Vierzig Jahre nach den „großen“ Olympischen Spielen 1972 in München, kehrte der olympische Geist 2012 mit den Special Olympics Deutschland wieder in die Landeshauptstadt zurück. Special Olympics ist die weltweit größte Sportbewegung für Menschen mit geistiger und mehrfacher Behinderung.

Vom 20. bis 25.05 starteten ungefähr 5000 Sportler in 26 Einzel- und Teamsportarten im und rund um das Olympiastadion München. Dass das Motto „Lasst mich gewinnen, doch wenn ich nicht gewinnen kann, so lasst mich mutig mein Bestes geben“ weit über das bekannte „Dabei sein ist alles“ hinaus geht, war beim Besuch der Sportstätten und im Gespräch mit den Teilnehmern sofort zu spüren. Die einzigartige Atmosphäre aus Fairness, Spaß und Respekt macht diese Spiele zu einer Ausnahme im jährlichen Sportkalender. Die Organisatoren legen Wert auf die Bezeichnung „Wettbewerbe“ statt „Wettkämpfe“, denn durch die Einteilung in individuelle Leistungsgruppen hat jede Athletin, jeder Athlet, die Chance, auf dem Siegerpodest zu stehen, unabhängig vom Grad der Behinderung.

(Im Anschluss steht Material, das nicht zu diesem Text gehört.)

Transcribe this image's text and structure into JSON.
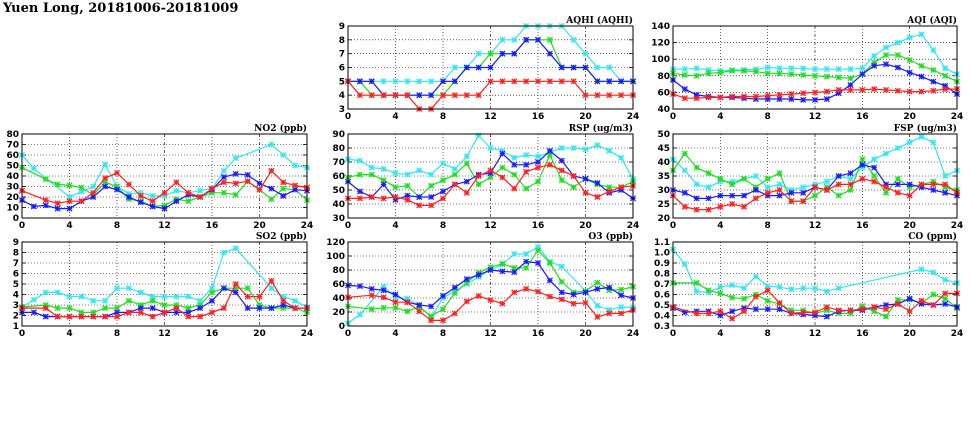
{
  "title": "Yuen Long, 20181006-20181009",
  "series_colors": [
    "#33e6f2",
    "#22dd22",
    "#1a1aff",
    "#ff2020"
  ],
  "chart_data": [
    {
      "type": "line",
      "title": "AQHI (AQHI)",
      "ylim": [
        3,
        9
      ],
      "yticks": [
        3,
        4,
        5,
        6,
        7,
        8,
        9
      ],
      "xlim": [
        0,
        24
      ],
      "xticks": [
        0,
        4,
        8,
        12,
        16,
        20,
        24
      ],
      "series": [
        {
          "name": "cyan",
          "values": [
            5,
            5,
            5,
            5,
            5,
            5,
            5,
            5,
            5,
            6,
            6,
            7,
            7,
            8,
            8,
            9,
            9,
            9,
            9,
            8,
            7,
            6,
            6,
            5,
            5
          ]
        },
        {
          "name": "green",
          "values": [
            5,
            5,
            4,
            4,
            4,
            4,
            4,
            4,
            4,
            5,
            6,
            6,
            7,
            7,
            7,
            8,
            8,
            8,
            6,
            6,
            6,
            5,
            5,
            5,
            5
          ]
        },
        {
          "name": "blue",
          "values": [
            5,
            5,
            5,
            4,
            4,
            4,
            4,
            4,
            5,
            5,
            6,
            6,
            6,
            7,
            7,
            8,
            8,
            7,
            6,
            6,
            6,
            5,
            5,
            5,
            5
          ]
        },
        {
          "name": "red",
          "values": [
            5,
            4,
            4,
            4,
            4,
            4,
            3,
            3,
            4,
            4,
            4,
            4,
            5,
            5,
            5,
            5,
            5,
            5,
            5,
            5,
            4,
            4,
            4,
            4,
            4
          ]
        }
      ]
    },
    {
      "type": "line",
      "title": "AQI (AQI)",
      "ylim": [
        40,
        140
      ],
      "yticks": [
        40,
        60,
        80,
        100,
        120,
        140
      ],
      "xlim": [
        0,
        24
      ],
      "xticks": [
        0,
        4,
        8,
        12,
        16,
        20,
        24
      ],
      "series": [
        {
          "name": "cyan",
          "values": [
            88,
            88,
            89,
            87,
            86,
            87,
            87,
            88,
            90,
            89,
            89,
            89,
            88,
            88,
            88,
            88,
            89,
            104,
            114,
            120,
            126,
            130,
            111,
            89,
            82
          ]
        },
        {
          "name": "green",
          "values": [
            83,
            81,
            80,
            83,
            84,
            86,
            86,
            85,
            83,
            83,
            82,
            81,
            80,
            79,
            78,
            77,
            82,
            96,
            105,
            105,
            99,
            92,
            87,
            80,
            73
          ]
        },
        {
          "name": "blue",
          "values": [
            75,
            64,
            57,
            55,
            54,
            54,
            53,
            52,
            52,
            52,
            52,
            51,
            51,
            52,
            59,
            69,
            82,
            92,
            94,
            90,
            84,
            79,
            73,
            68,
            58
          ]
        },
        {
          "name": "red",
          "values": [
            58,
            53,
            53,
            54,
            54,
            55,
            55,
            55,
            56,
            57,
            58,
            59,
            60,
            61,
            63,
            63,
            63,
            64,
            63,
            62,
            61,
            61,
            62,
            64,
            64
          ]
        }
      ]
    },
    {
      "type": "line",
      "title": "NO2 (ppb)",
      "ylim": [
        0,
        80
      ],
      "yticks": [
        0,
        10,
        20,
        30,
        40,
        50,
        60,
        70,
        80
      ],
      "xlim": [
        0,
        24
      ],
      "xticks": [
        0,
        4,
        8,
        12,
        16,
        20,
        24
      ],
      "series": [
        {
          "name": "cyan",
          "values": [
            60,
            47,
            null,
            null,
            20,
            25,
            30,
            51,
            30,
            23,
            24,
            21,
            21,
            26,
            24,
            26,
            28,
            45,
            57,
            null,
            null,
            70,
            60,
            50,
            48
          ]
        },
        {
          "name": "green",
          "values": [
            48,
            null,
            37,
            32,
            31,
            29,
            22,
            34,
            30,
            18,
            16,
            11,
            12,
            18,
            16,
            20,
            24,
            24,
            22,
            35,
            27,
            18,
            28,
            27,
            17
          ]
        },
        {
          "name": "blue",
          "values": [
            17,
            11,
            12,
            9,
            9,
            16,
            20,
            30,
            27,
            20,
            15,
            11,
            9,
            16,
            22,
            20,
            27,
            39,
            42,
            41,
            33,
            28,
            21,
            27,
            26
          ]
        },
        {
          "name": "red",
          "values": [
            26,
            null,
            17,
            14,
            16,
            16,
            24,
            38,
            43,
            32,
            21,
            16,
            24,
            34,
            24,
            20,
            28,
            34,
            33,
            35,
            27,
            45,
            34,
            31,
            29
          ]
        }
      ]
    },
    {
      "type": "line",
      "title": "RSP (ug/m3)",
      "ylim": [
        30,
        90
      ],
      "yticks": [
        30,
        40,
        50,
        60,
        70,
        80,
        90
      ],
      "xlim": [
        0,
        24
      ],
      "xticks": [
        0,
        4,
        8,
        12,
        16,
        20,
        24
      ],
      "series": [
        {
          "name": "cyan",
          "values": [
            72,
            71,
            66,
            65,
            62,
            61,
            64,
            61,
            69,
            65,
            74,
            89,
            80,
            78,
            73,
            75,
            74,
            77,
            80,
            80,
            79,
            82,
            78,
            73,
            58
          ]
        },
        {
          "name": "green",
          "values": [
            59,
            61,
            61,
            57,
            52,
            53,
            45,
            53,
            57,
            61,
            69,
            54,
            59,
            66,
            61,
            51,
            56,
            75,
            57,
            52,
            58,
            54,
            52,
            52,
            56
          ]
        },
        {
          "name": "blue",
          "values": [
            56,
            49,
            45,
            54,
            43,
            46,
            45,
            45,
            49,
            54,
            56,
            61,
            62,
            76,
            68,
            68,
            70,
            78,
            71,
            60,
            58,
            55,
            48,
            50,
            44
          ]
        },
        {
          "name": "red",
          "values": [
            44,
            44,
            45,
            44,
            45,
            43,
            39,
            39,
            44,
            54,
            48,
            60,
            64,
            59,
            51,
            63,
            66,
            68,
            64,
            60,
            48,
            45,
            49,
            52,
            53
          ]
        }
      ]
    },
    {
      "type": "line",
      "title": "FSP (ug/m3)",
      "ylim": [
        20,
        50
      ],
      "yticks": [
        20,
        25,
        30,
        35,
        40,
        45,
        50
      ],
      "xlim": [
        0,
        24
      ],
      "xticks": [
        0,
        4,
        8,
        12,
        16,
        20,
        24
      ],
      "series": [
        {
          "name": "cyan",
          "values": [
            41,
            37,
            32,
            31,
            33,
            33,
            34,
            35,
            31,
            32,
            30,
            31,
            32,
            33,
            35,
            34,
            38,
            41,
            43,
            45,
            47,
            49,
            47,
            35,
            37
          ]
        },
        {
          "name": "green",
          "values": [
            37,
            43,
            38,
            36,
            34,
            32,
            34,
            31,
            34,
            36,
            26,
            26,
            28,
            31,
            28,
            30,
            41,
            35,
            29,
            34,
            31,
            32,
            33,
            31,
            30
          ]
        },
        {
          "name": "blue",
          "values": [
            30,
            29,
            27,
            27,
            28,
            28,
            28,
            30,
            28,
            28,
            29,
            29,
            31,
            30,
            35,
            36,
            39,
            38,
            32,
            32,
            32,
            31,
            30,
            29,
            28
          ]
        },
        {
          "name": "red",
          "values": [
            28,
            24,
            23,
            23,
            24,
            25,
            24,
            27,
            29,
            30,
            26,
            26,
            31,
            30,
            32,
            32,
            34,
            33,
            31,
            29,
            28,
            32,
            32,
            32,
            29
          ]
        }
      ]
    },
    {
      "type": "line",
      "title": "SO2 (ppb)",
      "ylim": [
        1,
        9
      ],
      "yticks": [
        1,
        2,
        3,
        4,
        5,
        6,
        7,
        8,
        9
      ],
      "xlim": [
        0,
        24
      ],
      "xticks": [
        0,
        4,
        8,
        12,
        16,
        20,
        24
      ],
      "series": [
        {
          "name": "cyan",
          "values": [
            2.8,
            3.5,
            4.2,
            4.2,
            3.8,
            3.8,
            3.4,
            3.4,
            4.6,
            4.6,
            4.2,
            3.8,
            3.8,
            3.8,
            3.8,
            3.4,
            4.6,
            8.0,
            8.4,
            null,
            null,
            4.6,
            3.8,
            3.4,
            2.8
          ]
        },
        {
          "name": "green",
          "values": [
            2.8,
            null,
            3.0,
            2.7,
            2.7,
            2.3,
            2.3,
            2.7,
            2.7,
            3.4,
            3.0,
            3.4,
            3.0,
            3.0,
            2.7,
            3.0,
            4.2,
            4.6,
            4.6,
            4.6,
            3.0,
            2.7,
            2.7,
            2.7,
            2.3
          ]
        },
        {
          "name": "blue",
          "values": [
            2.3,
            2.3,
            1.9,
            1.9,
            1.9,
            1.9,
            1.9,
            1.9,
            2.3,
            2.3,
            2.7,
            2.7,
            2.3,
            2.3,
            2.3,
            2.7,
            3.4,
            4.6,
            4.2,
            2.7,
            2.7,
            2.7,
            3.0,
            2.7,
            2.7
          ]
        },
        {
          "name": "red",
          "values": [
            2.7,
            null,
            2.7,
            1.9,
            1.9,
            1.9,
            1.9,
            1.9,
            1.9,
            2.3,
            2.3,
            1.9,
            2.3,
            2.7,
            1.9,
            1.9,
            2.3,
            2.7,
            5.0,
            3.8,
            3.8,
            5.3,
            3.4,
            2.7,
            2.7
          ]
        }
      ]
    },
    {
      "type": "line",
      "title": "O3 (ppb)",
      "ylim": [
        0,
        120
      ],
      "yticks": [
        0,
        20,
        40,
        60,
        80,
        100,
        120
      ],
      "xlim": [
        0,
        24
      ],
      "xticks": [
        0,
        4,
        8,
        12,
        16,
        20,
        24
      ],
      "series": [
        {
          "name": "cyan",
          "values": [
            4,
            16,
            null,
            56,
            41,
            39,
            29,
            12,
            40,
            50,
            60,
            70,
            80,
            88,
            103,
            103,
            113,
            92,
            85,
            null,
            50,
            29,
            23,
            27,
            27
          ]
        },
        {
          "name": "green",
          "values": [
            28,
            null,
            24,
            26,
            26,
            21,
            27,
            14,
            24,
            47,
            62,
            76,
            84,
            89,
            83,
            83,
            108,
            90,
            63,
            48,
            50,
            62,
            51,
            52,
            56
          ]
        },
        {
          "name": "blue",
          "values": [
            58,
            57,
            53,
            51,
            45,
            34,
            30,
            28,
            43,
            55,
            67,
            73,
            80,
            78,
            77,
            92,
            90,
            65,
            48,
            45,
            48,
            53,
            55,
            44,
            40
          ]
        },
        {
          "name": "red",
          "values": [
            41,
            null,
            44,
            41,
            34,
            34,
            21,
            8,
            8,
            18,
            35,
            43,
            37,
            32,
            48,
            53,
            49,
            42,
            38,
            32,
            33,
            13,
            18,
            18,
            23
          ]
        }
      ]
    },
    {
      "type": "line",
      "title": "CO (ppm)",
      "ylim": [
        0.3,
        1.1
      ],
      "yticks": [
        "0.3",
        "0.4",
        "0.5",
        "0.6",
        "0.7",
        "0.8",
        "0.9",
        "1.0",
        "1.1"
      ],
      "xlim": [
        0,
        24
      ],
      "xticks": [
        0,
        4,
        8,
        12,
        16,
        20,
        24
      ],
      "series": [
        {
          "name": "cyan",
          "values": [
            1.03,
            0.89,
            0.63,
            0.62,
            0.67,
            0.69,
            0.66,
            0.77,
            0.68,
            0.67,
            0.65,
            0.66,
            0.66,
            0.63,
            0.66,
            null,
            null,
            null,
            null,
            null,
            null,
            0.84,
            0.81,
            0.74,
            0.71
          ]
        },
        {
          "name": "green",
          "values": [
            0.71,
            null,
            0.71,
            0.64,
            0.61,
            0.57,
            0.56,
            0.6,
            0.54,
            0.51,
            0.45,
            0.45,
            0.42,
            0.45,
            0.42,
            0.42,
            0.49,
            0.44,
            0.39,
            0.55,
            0.55,
            0.52,
            0.6,
            0.56,
            0.47
          ]
        },
        {
          "name": "blue",
          "values": [
            0.47,
            0.43,
            0.44,
            0.44,
            0.4,
            0.44,
            0.47,
            0.46,
            0.46,
            0.46,
            0.42,
            0.41,
            0.4,
            0.39,
            0.44,
            0.45,
            0.45,
            0.48,
            0.5,
            0.51,
            0.56,
            0.51,
            0.5,
            0.51,
            0.48
          ]
        },
        {
          "name": "red",
          "values": [
            0.48,
            null,
            0.42,
            0.42,
            0.44,
            0.37,
            0.44,
            0.58,
            0.64,
            0.52,
            0.42,
            0.43,
            0.43,
            0.48,
            0.45,
            0.45,
            0.46,
            0.48,
            0.46,
            0.51,
            0.44,
            0.54,
            0.5,
            0.61,
            0.61
          ]
        }
      ]
    }
  ]
}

Die Badmintonwettbewerbe vom 22. bis 24.05. in der Sporthalle an der Riessstraße wurden dabei mehr als tatkräftig von der Badminton Abteilung des ESV München unterstützt. Allen voran brachte der Jugendwart- und Trainer Nigel Devereux seine gesamte Erfahrung in der Durchführung von solchen Großereignissen mit ein. Daneben besetzten viele ESV Mitglieder über volle drei Tage den Verpflegungsstand für Sportler, Betreuer und Zuschauer, was tagsüber und an normalen Werktagen sicher keine Selbstverständlichkeit war. Dazu war der ESV Kuchenstand mit sozial verträglichen Preisen bei den Spielen eine Einmaligkeit, die es bei den anderen Sportarten nicht gab. Auch als Betreuer, Fotografen, am Verkaufs- und Besaitungsstand waren unsere Mitglieder begeistert im Einsatz, denn diese Wettbewerbe erzeugten einen solchen Sog der guten Laune, dass man gar nicht umhin kam, auf den Zug der Special Olympics aufzuspringen. Begonnen wurde jeder Tag mit einem gemeinsamen Tanz, der von Anfang an für grandiose Stimmung gesorgt hat, die sich nur noch bei der großen Siegerzeremonie steigern ließ: Unter Blitzlichtgewitter, Musikeinspielungen und Live Trommeln wurden ausgiebig alle Sieger und Platzierte von den Teilnehmern und Betreuern gefeiert. Dass dabei nur wenige Zuschauer den Weg in die Halle gefunden haben ist der einzige Wehrmutstropfen. Den Erfolg einer solchen Veranstaltung an nackten Zuschauerzahlen zu messen, wäre aber sicher falsch, denn jeder einzelne Besucher, der auch den Kontakt mit den Sportlern gesucht hat, wird sein Bild von „Behinderten“ überdenken und sich neue Gedanken über die aktive Teilnahme von Menschen mit geistiger Behinderung am gesellschaftlichen Leben machen.

Vorbildlich zu sehen war auf jeden Fall der gegenseitige Respekt der Sportler untereinander. Das Bild des Tages lieferten dabei zwei Teilnehmer im Herreneinzel, die sich nach einem umkämpften, tollen und knappen Spiel in die Arme gefallen sind und gemeinsam auf dem Feld verschnauft haben. Von dieser Größe kann sich so mancher „normale“ Amateursportler, der auf verbissenen Kampf und versteckte Fouls setzt, eine dicke Scheibe abschneiden.